SexyBack circa 1957.

Ok. What’s the drill?

Someone whose bathing habits we do know a bit about is swimmer Michael Phelps. In addition to the Olympic swimming thing, apparently this gentleman is also afforded the luxury of ingesting 12,000 calories per day. Which is rather a lot, by most estimations of caloric intake, yet he decidedly does not resemble a whale. NASA boffin Ray Cronise drew inspiration from this factoid and added science to it in order to discover how someone could ingest so many calories yet still be built like, well, an Olympic swimmer. The calories-in/calories-out, eating/exercise math didn’t add up. Cronise’s “eureka!” moment came when he recalled that the energy Phelps’ body was putting into maintaining his core temperature in cool pool water accounted for the difference. Cronise experimented on himself and lost a lot of fat in a short period of time in the process. His fat burning successes piqued Tim Ferriss’ curiosity and Ferriss, in turn, created the following protocol (excerpted from The 4 Hour Body):

“Take 5–10-minute cold showers before breakfast and/or before bed. Use hot water for 1–2 minutes over the entire body, then step out of water range and apply shampoo and soap to your hair and face. Turn the water to pure cold and rinse your head and face alone. Then turn around and back into the water, focusing the water on your lower neck and upper back. Maintain this position for 1–3 minutes as you acclimate and apply soap to all the necessary regions. Then turn around and rinse normally. Expect this to wake you up like a foghorn.”

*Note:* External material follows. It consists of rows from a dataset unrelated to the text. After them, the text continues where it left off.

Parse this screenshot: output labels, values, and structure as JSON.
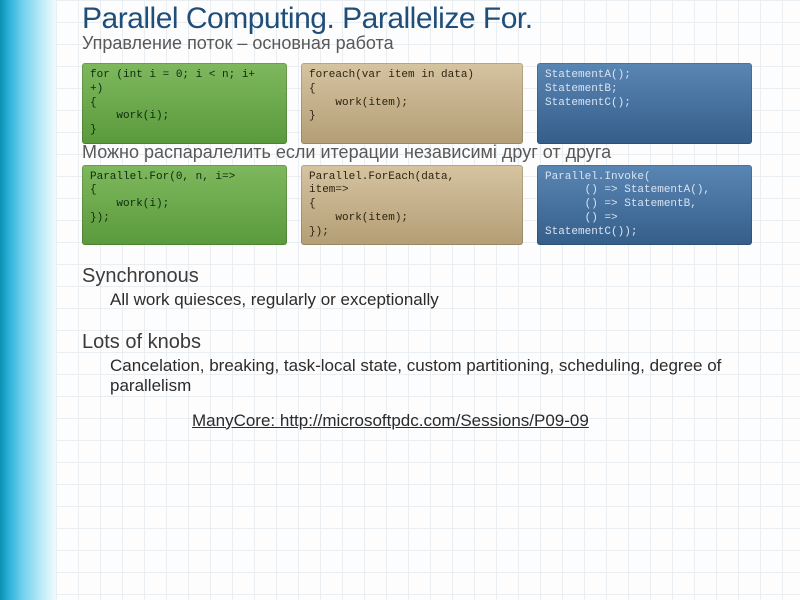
{
  "title": "Parallel Computing. Parallelize For.",
  "subtitle": "Управление поток – основная работа",
  "row1": {
    "green": "for (int i = 0; i < n; i+\n+)\n{\n    work(i);\n}",
    "tan": "foreach(var item in data)\n{\n    work(item);\n}",
    "blue": "StatementA();\nStatementB;\nStatementC();"
  },
  "midtext": "Можно распаралелить если итерации независимі друг от друга",
  "row2": {
    "green": "Parallel.For(0, n, i=>\n{\n    work(i);\n});",
    "tan": "Parallel.ForEach(data,\nitem=>\n{\n    work(item);\n});",
    "blue": "Parallel.Invoke(\n      () => StatementA(),\n      () => StatementB,\n      () =>\nStatementC());"
  },
  "sync": {
    "heading": "Synchronous",
    "body": "All work quiesces, regularly or exceptionally"
  },
  "knobs": {
    "heading": "Lots of knobs",
    "body": "Cancelation, breaking, task-local state, custom partitioning, scheduling, degree of parallelism"
  },
  "link": "ManyCore: http://microsoftpdc.com/Sessions/P09-09"
}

I appreciate how Ferriss’ steps are reminiscent of the Hokey-Pokey. I wouldn’t recommend, however, standing on one leg in the shower while shaking the other leg “all about.”

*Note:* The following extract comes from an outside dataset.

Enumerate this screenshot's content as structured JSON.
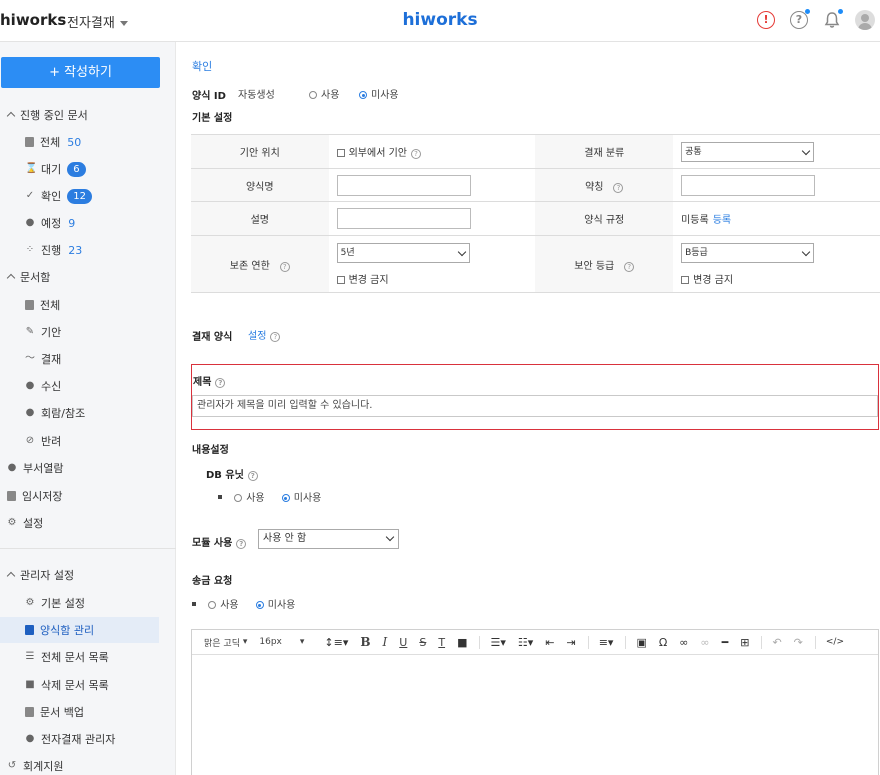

To make your literary James Bond Shower even more authentic, you might avail yourself of some Pinaud Elixir Shampoo as mentioned in OHMSS. That link goes to a nifty article about it from jamesbondlifestyle.com. Should you have some extra bottles of the stuff lying around, you might consider making a bit of money from selling your surplus at $150 a bottle to keenly interested parties posting on this thread from the awesome shaving website badgerandblade.com. That’s worth a lot of ramen noodles! Bond’s preferred bath soap is never mentioned in Fleming’s books – perhaps he didn’t use any, but this lively thread from Absolutely James Bond (abj007.co.uk) might help you figure out the aftershave situation that will get your face smelling like that of our favorite fictitious espionage agent.

Warning to the gentlemen readers: This shower protocol will also increase your testosterone levels and enhance your libido, according to The 4 Hour Body and this badass article from The Art of Manliness. Please bathe responsibly.